Hekia Parata knew about seclusion rooms a year ago - family
A family complained to Education Minister Hekia Parata over a year ago about a seclusion room being used to discipline their son.
They’ve released the letter, which advised the Minister of "grave concerns" regarding the treatment of their son at Ruru Specialist School in Invercargill.
Those concerns included alleged "psychological abuse" and "unexplained bruising".
"We requested to be shown 'the little room' which our son had verbalized in the past to us," the parents wrote in the letter.
"We were taken through two locked doors and shown a seclusion room at the school in which our son had been confined without our knowledge.

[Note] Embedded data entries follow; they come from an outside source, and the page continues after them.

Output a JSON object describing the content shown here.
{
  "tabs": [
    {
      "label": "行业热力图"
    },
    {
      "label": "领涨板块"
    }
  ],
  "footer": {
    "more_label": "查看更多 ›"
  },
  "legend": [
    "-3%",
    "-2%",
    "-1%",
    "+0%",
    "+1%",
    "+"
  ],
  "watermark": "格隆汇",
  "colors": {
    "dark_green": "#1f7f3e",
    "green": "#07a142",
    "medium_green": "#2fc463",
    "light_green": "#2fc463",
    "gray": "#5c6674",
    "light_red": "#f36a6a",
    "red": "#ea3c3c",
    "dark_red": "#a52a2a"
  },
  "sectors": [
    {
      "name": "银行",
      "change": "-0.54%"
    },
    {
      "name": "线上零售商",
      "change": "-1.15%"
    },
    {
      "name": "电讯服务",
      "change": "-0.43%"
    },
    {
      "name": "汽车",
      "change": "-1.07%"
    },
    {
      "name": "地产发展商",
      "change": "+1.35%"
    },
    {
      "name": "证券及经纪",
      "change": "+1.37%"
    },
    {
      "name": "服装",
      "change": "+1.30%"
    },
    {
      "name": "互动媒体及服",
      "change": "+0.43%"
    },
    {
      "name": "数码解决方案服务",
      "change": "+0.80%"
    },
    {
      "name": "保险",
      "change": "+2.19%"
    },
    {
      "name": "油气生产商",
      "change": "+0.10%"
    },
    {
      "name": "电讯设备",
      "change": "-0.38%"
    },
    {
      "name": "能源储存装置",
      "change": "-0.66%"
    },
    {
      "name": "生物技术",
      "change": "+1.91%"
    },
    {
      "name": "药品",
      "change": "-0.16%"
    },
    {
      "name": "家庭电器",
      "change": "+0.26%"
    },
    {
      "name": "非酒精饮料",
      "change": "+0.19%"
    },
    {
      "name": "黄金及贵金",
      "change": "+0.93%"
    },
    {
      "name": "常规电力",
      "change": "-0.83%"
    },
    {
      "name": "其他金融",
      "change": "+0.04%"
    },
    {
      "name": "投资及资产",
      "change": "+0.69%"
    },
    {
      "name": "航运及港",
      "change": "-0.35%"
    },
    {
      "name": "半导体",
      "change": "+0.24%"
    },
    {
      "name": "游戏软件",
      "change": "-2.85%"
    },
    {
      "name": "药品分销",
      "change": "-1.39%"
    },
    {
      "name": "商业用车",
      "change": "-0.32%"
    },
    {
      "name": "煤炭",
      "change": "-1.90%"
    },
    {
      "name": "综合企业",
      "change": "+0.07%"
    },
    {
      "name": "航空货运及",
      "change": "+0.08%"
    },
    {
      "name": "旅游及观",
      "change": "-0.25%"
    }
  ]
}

"The room measured 1.3m x 1.8m and 3.3m in height. It had no windows to view, no light, no heating, noway of getting out (no door handle, and swipe card access), old carpet on walls, and an aged raw concrete floor. It was barbaric."
The Ministry of Education engaged an independent investigator to look into the family’s concerns.
Ms Parata told the family she’d directed the school’s Board of Trustees to "develop a full action plan" around recommendations from the investigator’s report.
The Minister says the report found the room did not fit within the definition of seclusion.
"That report as you will know makes it clear that it wasn't defined as seclusion but we have come to, now, a definition," she said.
Green Party education spokesperson Catherine Delahunty says the fact Ms Parata did not move to ban the use of seclusions rooms at that time is deplorable.
"It’s a bit rich for Hekia Parata to now claim credit for making seclusion rooms illegal, when she could have taken this action more than a year ago when seclusion rooms were first in the media," Catherine Delahunty said.
"Instead of acting to ban seclusion rooms at the earliest possible moment, she allowed their use to continue for more than a year."
The Ministry of Education is currently canvassing all schools to determine how many seclusion rooms have been in use.
"I am assured by the results so far that the issue is not widespread. The Ministry will work with any school that needs help to put in place safer and more inclusive and effective ways of managing challenging behaviour," says Ms Parata.